O autor deste trabalho lembra dos bailes promovidos no Parque, que fazia um barulho possível de se escutar há centenas de metros do local que emitia o som. E também, na represa do Parque Florestal, que já foi permitido banho, em uma água propícia a levar para casa o “pano branco” na pele do banhista. Por falta de segurança, havia afogamentos com certa frequência. E para “resolver” o problema, a Prefeitura proibiu o banho.

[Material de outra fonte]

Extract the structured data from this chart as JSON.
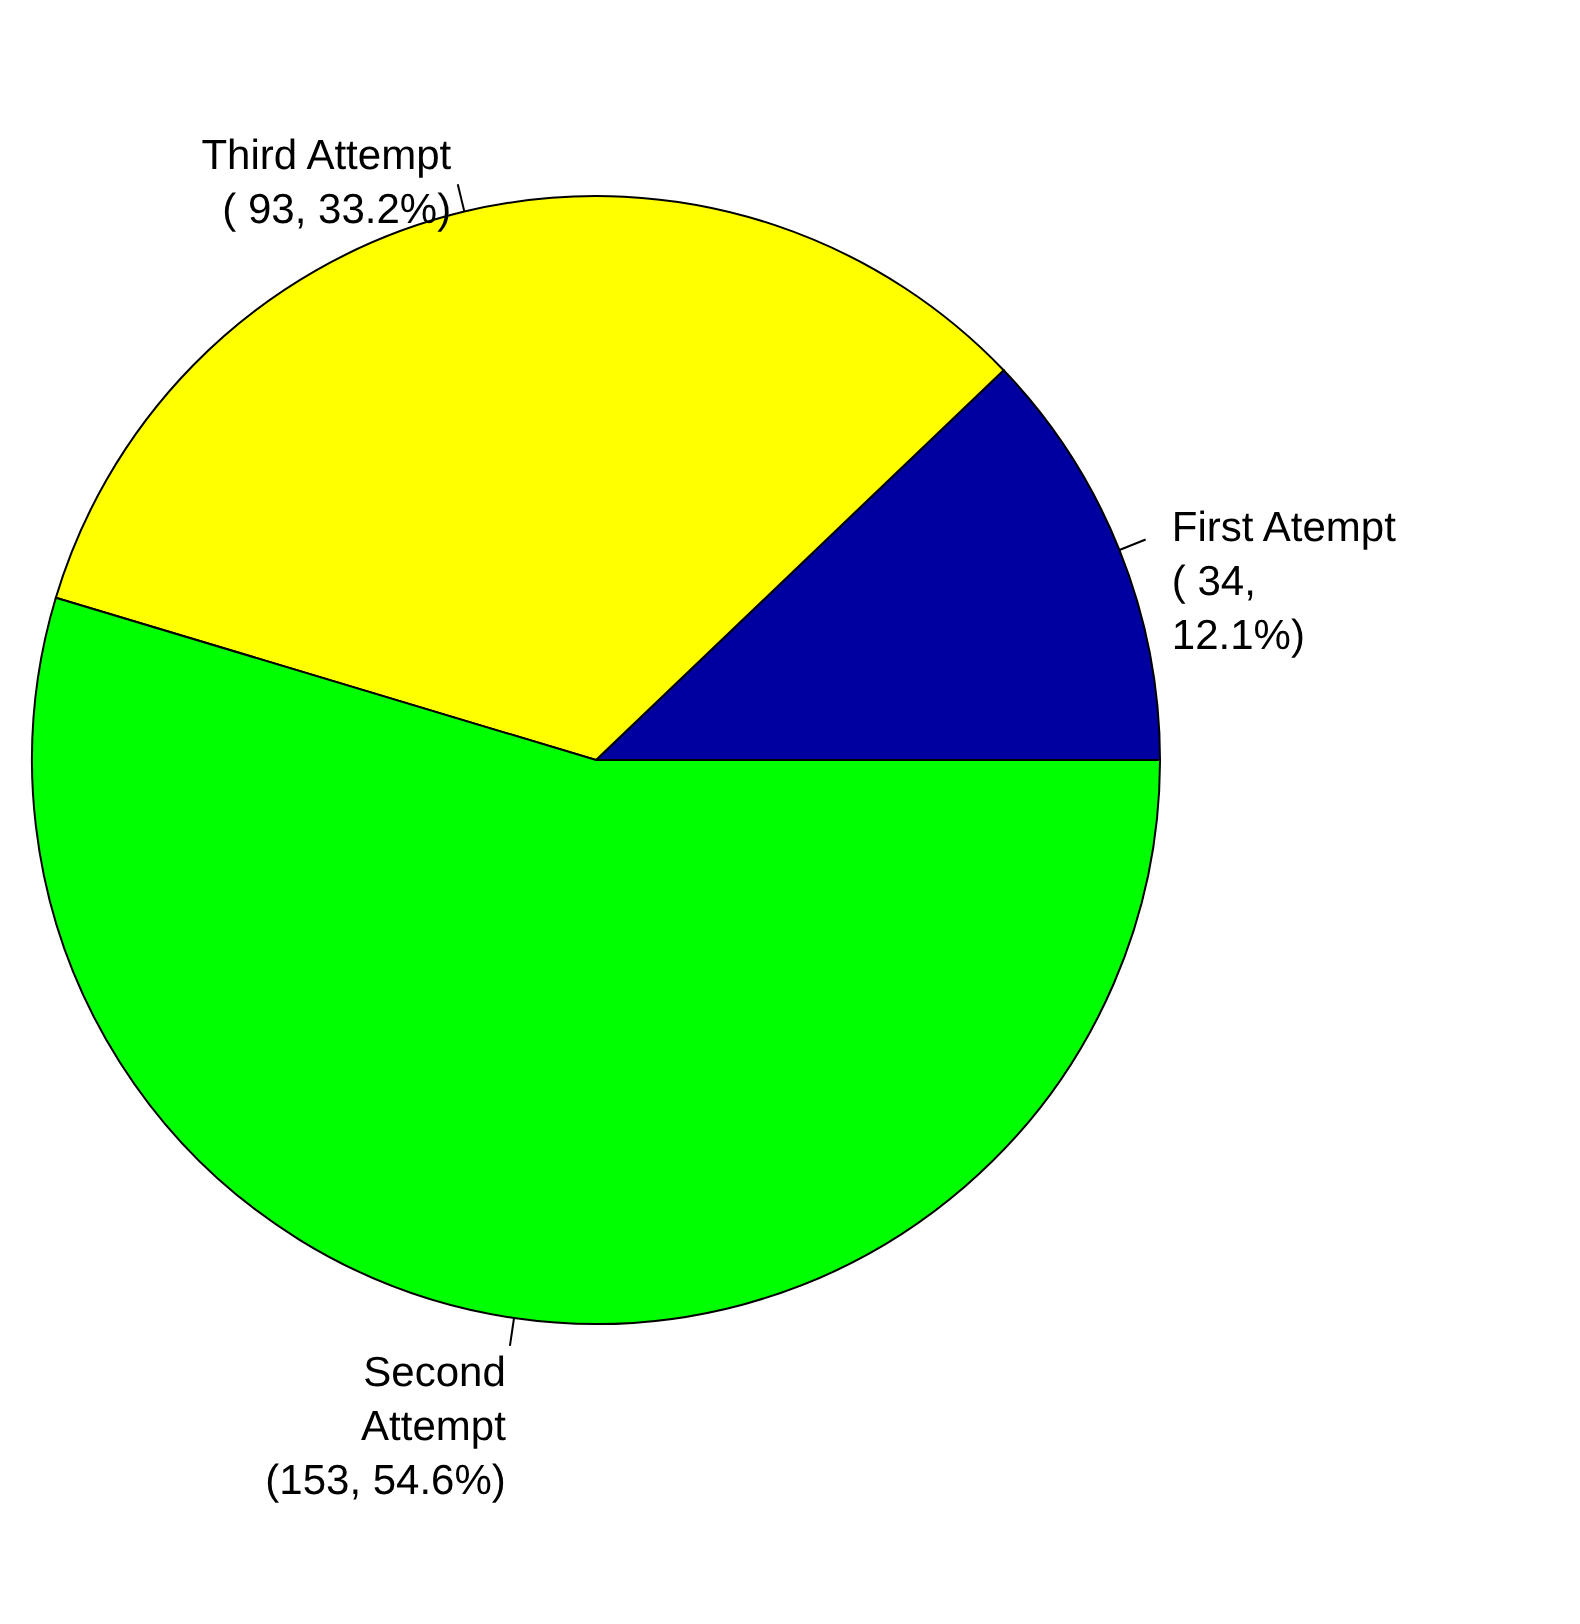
{
  "chart_data": {
    "type": "pie",
    "categories": [
      "First Atempt",
      "Third Attempt",
      "Second\nAttempt"
    ],
    "values": [
      34,
      93,
      153
    ],
    "value_labels": [
      "( 34,\n12.1%)",
      "( 93, 33.2%)",
      "(153, 54.6%)"
    ],
    "colors": [
      "#0000a0",
      "#ffff00",
      "#00ff00"
    ],
    "legend": false
  }
}
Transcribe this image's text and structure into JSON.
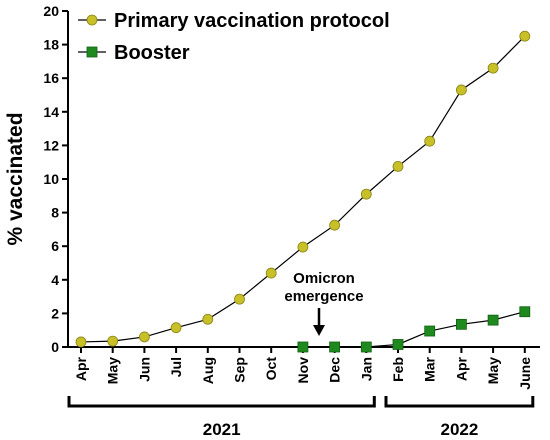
{
  "chart_data": {
    "type": "line",
    "ylabel": "% vaccinated",
    "ylim": [
      0,
      20
    ],
    "yticks": [
      0,
      2,
      4,
      6,
      8,
      10,
      12,
      14,
      16,
      18,
      20
    ],
    "categories": [
      "Apr",
      "May",
      "Jun",
      "Jul",
      "Aug",
      "Sep",
      "Oct",
      "Nov",
      "Dec",
      "Jan",
      "Feb",
      "Mar",
      "Apr",
      "May",
      "June"
    ],
    "year_groups": [
      {
        "label": "2021",
        "months": [
          "Apr",
          "May",
          "Jun",
          "Jul",
          "Aug",
          "Sep",
          "Oct",
          "Nov",
          "Dec",
          "Jan"
        ]
      },
      {
        "label": "2022",
        "months": [
          "Feb",
          "Mar",
          "Apr",
          "May",
          "June"
        ]
      }
    ],
    "series": [
      {
        "name": "Primary vaccination protocol",
        "color": "#c8c027",
        "marker": "circle",
        "x": [
          "Apr",
          "May",
          "Jun",
          "Jul",
          "Aug",
          "Sep",
          "Oct",
          "Nov",
          "Dec",
          "Jan",
          "Feb",
          "Mar",
          "Apr",
          "May",
          "June"
        ],
        "values": [
          0.3,
          0.35,
          0.6,
          1.15,
          1.65,
          2.85,
          4.4,
          5.95,
          7.25,
          9.1,
          10.75,
          12.25,
          15.3,
          16.6,
          18.5
        ]
      },
      {
        "name": "Booster",
        "color": "#1e8a1e",
        "marker": "square",
        "x": [
          "Nov",
          "Dec",
          "Jan",
          "Feb",
          "Mar",
          "Apr",
          "May",
          "June"
        ],
        "values": [
          0.0,
          0.0,
          0.0,
          0.15,
          0.95,
          1.35,
          1.6,
          2.1
        ]
      }
    ],
    "annotation": {
      "lines": [
        "Omicron",
        "emergence"
      ],
      "at": "Dec",
      "arrow": "down"
    },
    "legend_position": "top-left",
    "grid": false
  }
}
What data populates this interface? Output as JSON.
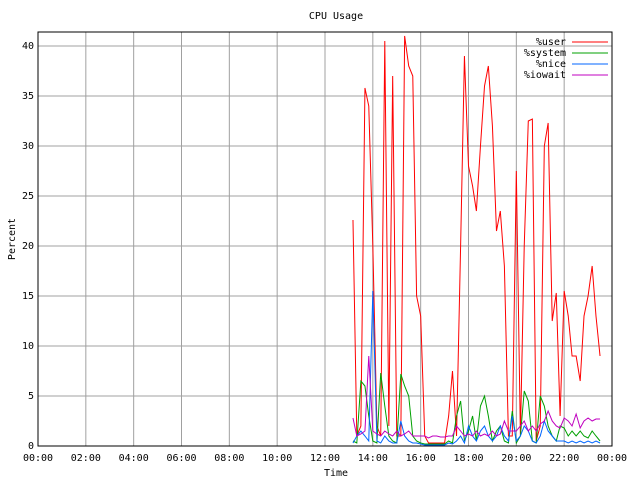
{
  "chart_data": {
    "type": "line",
    "title": "CPU Usage",
    "x_label": "Time",
    "y_label": "Percent",
    "x": [
      13.17,
      13.33,
      13.5,
      13.67,
      13.83,
      14,
      14.17,
      14.33,
      14.5,
      14.67,
      14.83,
      15,
      15.17,
      15.33,
      15.5,
      15.67,
      15.83,
      16,
      16.17,
      16.33,
      16.5,
      16.67,
      16.83,
      17,
      17.17,
      17.33,
      17.5,
      17.67,
      17.83,
      18,
      18.17,
      18.33,
      18.5,
      18.67,
      18.83,
      19,
      19.17,
      19.33,
      19.5,
      19.67,
      19.83,
      20,
      20.17,
      20.33,
      20.5,
      20.67,
      20.83,
      21,
      21.17,
      21.33,
      21.5,
      21.67,
      21.83,
      22,
      22.17,
      22.33,
      22.5,
      22.67,
      22.83,
      23,
      23.17,
      23.33,
      23.5
    ],
    "series": [
      {
        "name": "%user",
        "color": "#ff0000",
        "values": [
          22.6,
          1,
          2,
          35.8,
          34,
          20,
          2,
          1,
          40.5,
          2,
          37,
          1,
          1,
          41,
          38,
          37,
          15,
          13,
          1,
          0.3,
          0.3,
          0.3,
          0.3,
          0.3,
          3,
          7.5,
          1,
          20,
          39,
          28,
          26,
          23.5,
          30,
          36,
          38,
          32,
          21.5,
          23.5,
          18,
          1,
          1,
          27.5,
          1,
          20,
          32.5,
          32.7,
          0.5,
          2,
          30,
          32.3,
          12.5,
          15.3,
          3,
          15.5,
          13,
          9,
          9,
          6.5,
          13,
          15,
          18,
          13,
          9
        ]
      },
      {
        "name": "%system",
        "color": "#00a000",
        "values": [
          0.5,
          0.3,
          6.5,
          6,
          3,
          0.5,
          0.3,
          7.3,
          4,
          1,
          0.5,
          0.3,
          7.2,
          6,
          5,
          1,
          0.5,
          0.3,
          0.2,
          0.2,
          0.2,
          0.2,
          0.2,
          0.2,
          0.5,
          0.3,
          3,
          4.5,
          0.5,
          1.5,
          3,
          0.5,
          4,
          5,
          3,
          0.5,
          1.5,
          2,
          0.5,
          0.3,
          3.5,
          0.3,
          1,
          5.5,
          4.5,
          0.5,
          0.3,
          5,
          4,
          2,
          1,
          0.5,
          2,
          1.8,
          1,
          1.5,
          1,
          1.5,
          1,
          0.8,
          1.5,
          1,
          0.5
        ]
      },
      {
        "name": "%nice",
        "color": "#0066ff",
        "values": [
          0.3,
          1,
          1.5,
          1,
          0.5,
          15.5,
          0.5,
          0.3,
          1,
          0.5,
          0.3,
          0.3,
          2.5,
          1,
          0.5,
          0.3,
          0.3,
          0.2,
          0.1,
          0.1,
          0.1,
          0.1,
          0.1,
          0.1,
          0.3,
          0.2,
          0.5,
          1,
          0.3,
          2,
          1,
          0.5,
          1.5,
          2,
          1,
          0.5,
          1,
          2,
          1,
          0.5,
          3,
          0.5,
          1,
          2,
          1.5,
          0.5,
          0.3,
          1,
          2.5,
          1.5,
          1,
          0.5,
          0.5,
          0.5,
          0.3,
          0.5,
          0.3,
          0.5,
          0.3,
          0.5,
          0.3,
          0.5,
          0.3
        ]
      },
      {
        "name": "%iowait",
        "color": "#c000c0",
        "values": [
          2.8,
          1,
          1.2,
          1.5,
          9,
          1.5,
          1.2,
          1,
          1.5,
          1.2,
          1,
          1.5,
          1,
          1.2,
          1.5,
          1,
          1,
          1,
          1,
          0.8,
          1,
          1,
          0.9,
          0.9,
          1,
          1,
          2,
          1.5,
          1,
          1.2,
          1,
          1.5,
          1,
          1.2,
          1,
          1.5,
          1,
          1.2,
          2.5,
          1.5,
          1.5,
          1.5,
          2,
          2.5,
          1.5,
          2,
          1.5,
          2.2,
          2.5,
          3.5,
          2.5,
          2,
          1.8,
          2.8,
          2.5,
          2,
          3.2,
          1.8,
          2.5,
          2.8,
          2.5,
          2.7,
          2.7
        ]
      }
    ],
    "xlim": [
      0,
      24
    ],
    "xticks": [
      {
        "value": 0,
        "label": "00:00"
      },
      {
        "value": 2,
        "label": "02:00"
      },
      {
        "value": 4,
        "label": "04:00"
      },
      {
        "value": 6,
        "label": "06:00"
      },
      {
        "value": 8,
        "label": "08:00"
      },
      {
        "value": 10,
        "label": "10:00"
      },
      {
        "value": 12,
        "label": "12:00"
      },
      {
        "value": 14,
        "label": "14:00"
      },
      {
        "value": 16,
        "label": "16:00"
      },
      {
        "value": 18,
        "label": "18:00"
      },
      {
        "value": 20,
        "label": "20:00"
      },
      {
        "value": 22,
        "label": "22:00"
      },
      {
        "value": 24,
        "label": "00:00"
      }
    ],
    "ylim": [
      0,
      41.4
    ],
    "yticks": [
      0,
      5,
      10,
      15,
      20,
      25,
      30,
      35,
      40
    ],
    "grid": true,
    "legend": "top-right"
  }
}
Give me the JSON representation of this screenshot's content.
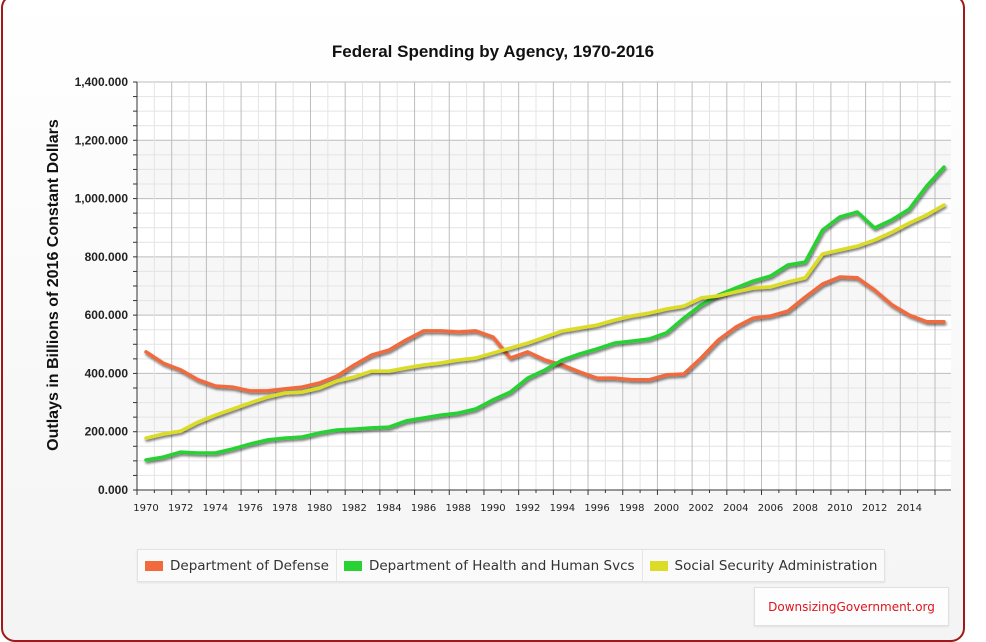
{
  "chart_data": {
    "type": "line",
    "title": "Federal Spending by Agency, 1970-2016",
    "xlabel": "",
    "ylabel": "Outlays in Billions of 2016 Constant Dollars",
    "ylim": [
      0,
      1400
    ],
    "xlim": [
      1970,
      2016
    ],
    "grid": true,
    "legend_position": "bottom",
    "y_ticks": [
      "0.000",
      "200.000",
      "400.000",
      "600.000",
      "800.000",
      "1,000.000",
      "1,200.000",
      "1,400.000"
    ],
    "y_tick_values": [
      0,
      200,
      400,
      600,
      800,
      1000,
      1200,
      1400
    ],
    "x_ticks": [
      "1970",
      "1972",
      "1974",
      "1976",
      "1978",
      "1980",
      "1982",
      "1984",
      "1986",
      "1988",
      "1990",
      "1992",
      "1994",
      "1996",
      "1998",
      "2000",
      "2002",
      "2004",
      "2006",
      "2008",
      "2010",
      "2012",
      "2014"
    ],
    "x": [
      1970,
      1971,
      1972,
      1973,
      1974,
      1975,
      1976,
      1977,
      1978,
      1979,
      1980,
      1981,
      1982,
      1983,
      1984,
      1985,
      1986,
      1987,
      1988,
      1989,
      1990,
      1991,
      1992,
      1993,
      1994,
      1995,
      1996,
      1997,
      1998,
      1999,
      2000,
      2001,
      2002,
      2003,
      2004,
      2005,
      2006,
      2007,
      2008,
      2009,
      2010,
      2011,
      2012,
      2013,
      2014,
      2015,
      2016
    ],
    "series": [
      {
        "name": "Department of Defense",
        "color": "#f06a3c",
        "values": [
          474,
          435,
          412,
          378,
          357,
          353,
          340,
          340,
          347,
          353,
          367,
          391,
          429,
          463,
          480,
          515,
          546,
          546,
          542,
          546,
          525,
          453,
          474,
          446,
          429,
          405,
          384,
          384,
          378,
          378,
          395,
          398,
          453,
          515,
          559,
          590,
          597,
          614,
          662,
          707,
          731,
          728,
          686,
          635,
          600,
          577,
          577
        ]
      },
      {
        "name": "Department of Health and Human Svcs",
        "color": "#28d232",
        "values": [
          103,
          113,
          130,
          127,
          127,
          141,
          158,
          172,
          178,
          182,
          196,
          206,
          209,
          213,
          216,
          237,
          247,
          257,
          264,
          278,
          309,
          336,
          384,
          412,
          446,
          467,
          484,
          504,
          511,
          518,
          539,
          590,
          635,
          669,
          693,
          717,
          734,
          772,
          782,
          892,
          937,
          954,
          899,
          927,
          964,
          1043,
          1108
        ]
      },
      {
        "name": "Social Security Administration",
        "color": "#dcdc28",
        "values": [
          178,
          192,
          202,
          233,
          257,
          278,
          299,
          319,
          333,
          336,
          350,
          374,
          388,
          408,
          408,
          419,
          429,
          436,
          446,
          453,
          470,
          487,
          504,
          525,
          546,
          556,
          566,
          583,
          597,
          607,
          621,
          631,
          659,
          666,
          680,
          693,
          697,
          714,
          728,
          810,
          824,
          837,
          858,
          885,
          916,
          944,
          978
        ]
      }
    ]
  },
  "legend": {
    "items": [
      {
        "label": "Department of Defense",
        "color": "#f06a3c"
      },
      {
        "label": "Department of Health and Human Svcs",
        "color": "#28d232"
      },
      {
        "label": "Social Security Administration",
        "color": "#dcdc28"
      }
    ]
  },
  "credit": "DownsizingGovernment.org"
}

A prática da proibição da frequência de um local público, por causa da omissão dos cuidados do serviço público, possui outros exemplos em Sinop, como a antiga praça União, na avenida dos Jequitibás, que foi cercada para proibir a presença dos “maus cidadãos”; logo, tirou esse espaço público da população. Esse fato também lembra a lógica de certas escolas que, ao receber novos computadores com acesso à internet para o uso dos alunos, preferiam deixar a sala de informática fechada, para os alunos não estragarem os equipamentos. É uma lógica covarde!